Another interesting result of the current study is the change in capture by blue cues across the first and second halves of Experiment 3 (Fig. 4b). It is possible that this result is due to the attentional system initially interpreting the frequent presence of a target-unrelated colour as reason to adopt two specific feature sets (Irons, Folk, & Remington, 2012). Over time, the cost of maintaining two attentional templates combined with the fact that the blue cue never competed with the target may have led the system to “relax” its control and opt for a more energy efficient colour singleton set. However, this is speculation at this stage. This result may suggest that manipulation of the frequency of relevant versus irrelevant cues in search for multiple targets could be a valuable tool for examining the factors that influence attentional template selection in future research.

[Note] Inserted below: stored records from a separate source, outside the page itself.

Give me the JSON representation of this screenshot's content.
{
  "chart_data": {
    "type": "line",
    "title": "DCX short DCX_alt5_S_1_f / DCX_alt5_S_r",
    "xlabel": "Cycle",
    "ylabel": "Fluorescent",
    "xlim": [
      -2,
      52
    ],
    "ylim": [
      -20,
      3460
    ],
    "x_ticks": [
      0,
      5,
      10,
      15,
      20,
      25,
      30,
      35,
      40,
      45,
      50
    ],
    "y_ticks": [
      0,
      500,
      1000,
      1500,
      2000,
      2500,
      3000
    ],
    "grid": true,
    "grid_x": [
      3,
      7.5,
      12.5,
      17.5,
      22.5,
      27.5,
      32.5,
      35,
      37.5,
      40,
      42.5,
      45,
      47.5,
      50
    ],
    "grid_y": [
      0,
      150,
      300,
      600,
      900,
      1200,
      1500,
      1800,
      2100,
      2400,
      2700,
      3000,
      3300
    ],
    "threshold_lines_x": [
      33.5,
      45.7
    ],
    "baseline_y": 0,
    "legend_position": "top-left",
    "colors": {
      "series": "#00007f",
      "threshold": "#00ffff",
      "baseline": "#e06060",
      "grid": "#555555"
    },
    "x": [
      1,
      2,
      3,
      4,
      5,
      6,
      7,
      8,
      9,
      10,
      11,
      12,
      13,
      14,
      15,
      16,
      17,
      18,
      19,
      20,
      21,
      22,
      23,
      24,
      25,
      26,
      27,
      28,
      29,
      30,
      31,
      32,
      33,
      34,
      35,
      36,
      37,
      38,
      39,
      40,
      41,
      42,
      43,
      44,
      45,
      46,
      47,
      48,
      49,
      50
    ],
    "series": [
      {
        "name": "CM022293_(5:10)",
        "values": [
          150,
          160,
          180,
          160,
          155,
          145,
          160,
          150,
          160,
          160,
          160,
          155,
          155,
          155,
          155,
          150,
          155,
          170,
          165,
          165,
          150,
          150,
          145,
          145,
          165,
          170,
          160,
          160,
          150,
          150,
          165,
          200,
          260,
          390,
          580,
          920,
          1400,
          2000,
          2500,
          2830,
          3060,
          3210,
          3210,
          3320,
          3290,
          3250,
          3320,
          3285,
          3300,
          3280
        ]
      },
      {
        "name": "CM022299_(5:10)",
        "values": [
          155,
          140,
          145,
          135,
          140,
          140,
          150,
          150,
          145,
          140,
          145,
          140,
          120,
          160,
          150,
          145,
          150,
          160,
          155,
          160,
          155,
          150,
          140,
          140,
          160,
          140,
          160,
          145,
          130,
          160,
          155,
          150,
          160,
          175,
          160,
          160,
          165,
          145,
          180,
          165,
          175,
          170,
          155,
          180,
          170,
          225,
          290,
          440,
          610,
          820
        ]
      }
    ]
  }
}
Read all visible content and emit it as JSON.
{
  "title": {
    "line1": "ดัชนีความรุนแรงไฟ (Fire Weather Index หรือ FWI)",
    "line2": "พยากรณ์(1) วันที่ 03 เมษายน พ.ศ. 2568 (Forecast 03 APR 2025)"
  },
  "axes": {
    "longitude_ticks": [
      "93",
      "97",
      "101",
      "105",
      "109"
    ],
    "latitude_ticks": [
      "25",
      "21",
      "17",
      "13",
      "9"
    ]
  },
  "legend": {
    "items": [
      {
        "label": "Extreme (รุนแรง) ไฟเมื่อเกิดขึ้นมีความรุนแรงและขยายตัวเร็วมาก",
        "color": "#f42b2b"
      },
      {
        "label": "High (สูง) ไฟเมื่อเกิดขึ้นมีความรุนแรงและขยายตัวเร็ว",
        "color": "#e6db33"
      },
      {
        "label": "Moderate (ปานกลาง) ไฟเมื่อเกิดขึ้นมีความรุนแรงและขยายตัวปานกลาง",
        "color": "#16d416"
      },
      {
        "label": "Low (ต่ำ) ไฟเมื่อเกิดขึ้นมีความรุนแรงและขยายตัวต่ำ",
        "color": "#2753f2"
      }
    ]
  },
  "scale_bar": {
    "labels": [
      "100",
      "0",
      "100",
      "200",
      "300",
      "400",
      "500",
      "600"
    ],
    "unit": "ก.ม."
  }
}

It also is important to consider why there was no suggestion of variation in attentional capture over time in the experiments of Irons, Folk, & Remington (2012). The answer here is straightforward. Although Irons, Folk, and Remington (2012; Experiments 2-5) only had irrelevantly coloured cues on 33 % of trials, they always had an irrelevantly coloured distractor in the target display. That is, on 100 % of trials there was a coloured nontarget item in the target display that could be erroneously selected by a colour singleton set. In contrast to our experiments where either a colour singleton set or a set for the specific target features would be appropriate for locating the targets, the presence of coloured distractors in the target display of Irons, Folk, & Remington (2012) meant that only a set for the specific target features would guarantee target selection in their task. This likely precluded any possibility of a change in attentional strategy throughout their experiments, as a change in strategy would have led to a decrement in performance.

Conclusions

We have provided evidence that attentional capture is able to operate not just at the level of particular stimulus features, but also at the level of target feature dimensions. The current findings speak to a view of attentional control settings as flexible representations of target properties that can exist at multiple levels of abstraction. Furthermore, we have provided evidence that motion stimuli are able to capture attention despite their exclusion from the current attentional set, provided these stimuli are sufficiently rare. Thus, for some stimuli, attentional capture seems not to be determined solely by the current attentional control settings, but also by an interaction between bottom-up input and expectations based on recent history.